Ela trouxe questões muito importantes a serem refletidas… falou sobre como a criança precisa de espaço para se expressar, sobre o ímpeto da criança que é de estar na natureza. E também, sobre como ao longo da vida, forças externas vão atrapalhando essa relação com o meio ambiente.
O brincar é a linguagem essencial da criança, é a forma como ela vai se constituindo no mundo, como ela aprende e se desenvolve. Quando a criança está na natureza ela tem o desejo de explorar curiosidades e a vontade de aprender, e esse desejo junto com o ambiente, estimula a criatividade e a alma imaginativa da criança. Ela é levada a participar muito mais do processo do brinquedo do que receber um brinquedo pronto. E devido a infinidade de possibilidades de criar, as crianças brincam entre si de forma mais colaborativa do que competitiva, o que estimula encontros e criação de vínculos.
Pensando nisso, como promover a conexão com a natureza em ambientes urbanos?
Para ter conexão com a natureza e criar um vínculo, precisamos ter um contato diário. Para isso não é preciso ir longe, esse contato pode começar no quintal de casa, na praça do bairro, o importante é a criança ter liberdade para poder interagir com aquele ambiente de acordo com a imaginação dela.
As crianças têm brincado cada vez menos devido ao medo dos responsáveis de expô-las. Nosso medo de risco e do excesso de proteção, atrapalha a relação delas com a natureza e isso não só prejudica a criança, mas a espécie humana. Pois as pessoas precisam ter comprometimento com o meio ambiente para preservá-lo e respeitá-lo, e isso vem muito da infância, da relação afetiva que criamos com a natureza.
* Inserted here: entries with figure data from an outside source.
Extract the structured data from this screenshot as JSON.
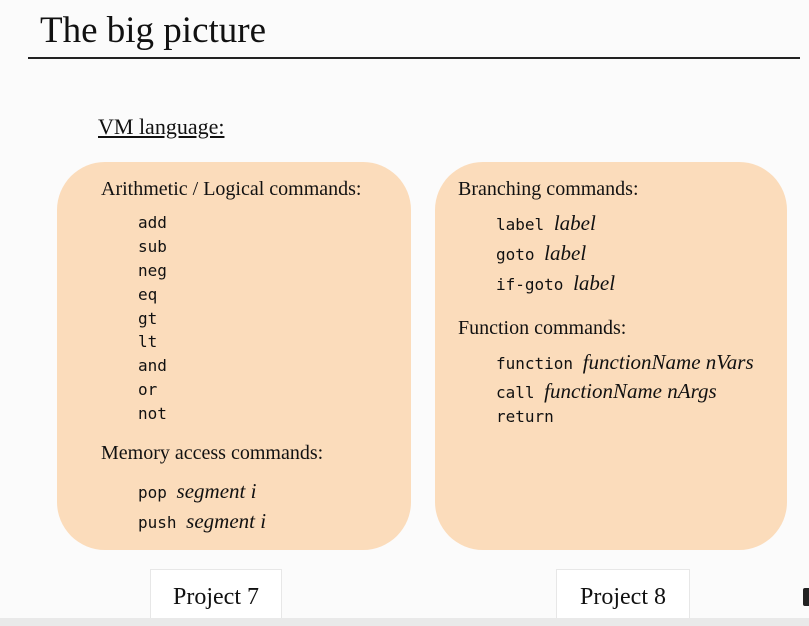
{
  "slide": {
    "title": "The big picture",
    "subtitle": "VM language:"
  },
  "left_panel": {
    "arith_heading": "Arithmetic / Logical commands:",
    "arith_commands": [
      "add",
      "sub",
      "neg",
      "eq",
      "gt",
      "lt",
      "and",
      "or",
      "not"
    ],
    "memory_heading": "Memory access commands:",
    "memory_commands": [
      {
        "cmd": "pop",
        "args": "segment i"
      },
      {
        "cmd": "push",
        "args": "segment i"
      }
    ]
  },
  "right_panel": {
    "branch_heading": "Branching commands:",
    "branch_commands": [
      {
        "cmd": "label",
        "args": "label"
      },
      {
        "cmd": "goto",
        "args": "label"
      },
      {
        "cmd": "if-goto",
        "args": "label"
      }
    ],
    "function_heading": "Function commands:",
    "function_commands": [
      {
        "cmd": "function",
        "args": "functionName nVars"
      },
      {
        "cmd": "call",
        "args": "functionName nArgs"
      },
      {
        "cmd": "return",
        "args": ""
      }
    ]
  },
  "projects": {
    "left": "Project 7",
    "right": "Project 8"
  },
  "colors": {
    "panel_fill": "#fbdcbb",
    "background": "#fbfbfb"
  }
}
Além disso, o risco quando controlado é extremamente importante para o desenvolvimento integral da criança. Se não temos acesso a risco desde pequenos ficamos com menos recursos internos para lidar com os riscos mais complexos da vida. Para todos os movimentos a criança se arrisca, como por exemplo, para aprender a andar de bicicleta. É através dos riscos que elas desenvolvem cautela, resiliência, coragem, consciência sobre as próprias limitações, e autoconfiança para irem além. Entendendo que o risco é importante, devemos proporcionar riscos saudáveis para nossas crianças poderem aprender lições fundamentais sobre si e sobre o mundo, pelas percepções delas.